A quest’ultima appartengono prevalentemente medici e altro personale sanitario “con un elevato potenziale per esposizione a fonti note o sospette di Covid-19”.

Fra i lavori ad alto rischio di esposizione, ci sono anche coloro i quali sono impiegati nelle operazioni di pulizia/sanificazione in presenza di pazienti Covid-19.

Sono a rischio di esposizione media, i lavoratori soggetti a contatti frequenti con il pubblico (ad es. addetti alle consegne di beni e merci, personale addetto alla sicurezza o all’ordine pubblico, lavoratori in punti vendita al dettaglio o all’ingrosso, etc.).

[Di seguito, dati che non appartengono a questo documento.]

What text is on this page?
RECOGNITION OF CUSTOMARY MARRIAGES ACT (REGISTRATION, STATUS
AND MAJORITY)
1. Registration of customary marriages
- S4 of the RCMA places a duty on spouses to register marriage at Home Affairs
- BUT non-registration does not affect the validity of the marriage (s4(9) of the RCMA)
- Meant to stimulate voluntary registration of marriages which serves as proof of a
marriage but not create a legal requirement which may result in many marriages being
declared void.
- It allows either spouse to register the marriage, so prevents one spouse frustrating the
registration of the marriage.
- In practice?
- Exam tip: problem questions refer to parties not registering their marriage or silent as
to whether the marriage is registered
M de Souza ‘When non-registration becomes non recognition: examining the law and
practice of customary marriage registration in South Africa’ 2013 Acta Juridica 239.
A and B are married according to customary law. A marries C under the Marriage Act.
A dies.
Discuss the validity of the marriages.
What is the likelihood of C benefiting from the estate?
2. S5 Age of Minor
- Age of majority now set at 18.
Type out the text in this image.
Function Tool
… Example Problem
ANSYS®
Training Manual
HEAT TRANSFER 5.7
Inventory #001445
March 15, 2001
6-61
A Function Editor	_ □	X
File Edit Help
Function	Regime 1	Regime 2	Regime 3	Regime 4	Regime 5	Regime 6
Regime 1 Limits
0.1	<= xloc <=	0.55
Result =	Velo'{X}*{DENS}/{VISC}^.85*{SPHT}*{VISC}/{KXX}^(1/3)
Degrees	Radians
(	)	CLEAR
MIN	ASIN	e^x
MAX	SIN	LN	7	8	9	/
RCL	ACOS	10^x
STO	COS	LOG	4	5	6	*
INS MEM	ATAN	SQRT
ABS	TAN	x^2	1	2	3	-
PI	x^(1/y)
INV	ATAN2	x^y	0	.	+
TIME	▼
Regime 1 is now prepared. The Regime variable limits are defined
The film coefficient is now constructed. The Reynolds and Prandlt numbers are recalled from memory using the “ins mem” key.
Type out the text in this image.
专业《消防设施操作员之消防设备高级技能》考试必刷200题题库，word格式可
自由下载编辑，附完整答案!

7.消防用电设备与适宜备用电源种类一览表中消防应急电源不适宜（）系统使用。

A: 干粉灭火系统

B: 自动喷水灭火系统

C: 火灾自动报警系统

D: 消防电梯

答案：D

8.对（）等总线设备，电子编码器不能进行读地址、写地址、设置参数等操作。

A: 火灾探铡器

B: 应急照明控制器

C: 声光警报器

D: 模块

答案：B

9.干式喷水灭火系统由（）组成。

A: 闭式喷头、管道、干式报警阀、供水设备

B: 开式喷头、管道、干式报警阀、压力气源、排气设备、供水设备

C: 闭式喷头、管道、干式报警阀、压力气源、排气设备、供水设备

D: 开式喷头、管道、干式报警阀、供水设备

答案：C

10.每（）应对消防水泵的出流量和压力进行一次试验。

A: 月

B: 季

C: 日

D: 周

Per il Cts della Sicilia “nei luoghi di lavoro in cui i lavoratori sono esposti a un rischio medio di esposizione, i datori di lavoro dovrebbero implementare dei controlli tecnici come installare barriere fisiche “anti-respiro”.

Sono a basso rischio di esposizione, infine, quanti sono impiegati in lavori che non richiedono il contatto con persone sospettate o note per essere infetti da Covid 19, né hanno frequenti contatti ravvicinati con il pubblico e con altri colleghi.

Sulla base di queste evidenze scientifiche, il governo regionale potrà dunque fare leva sui punti di forza che hanno permesso di gestire la fase uno per puntare al successo della fase due.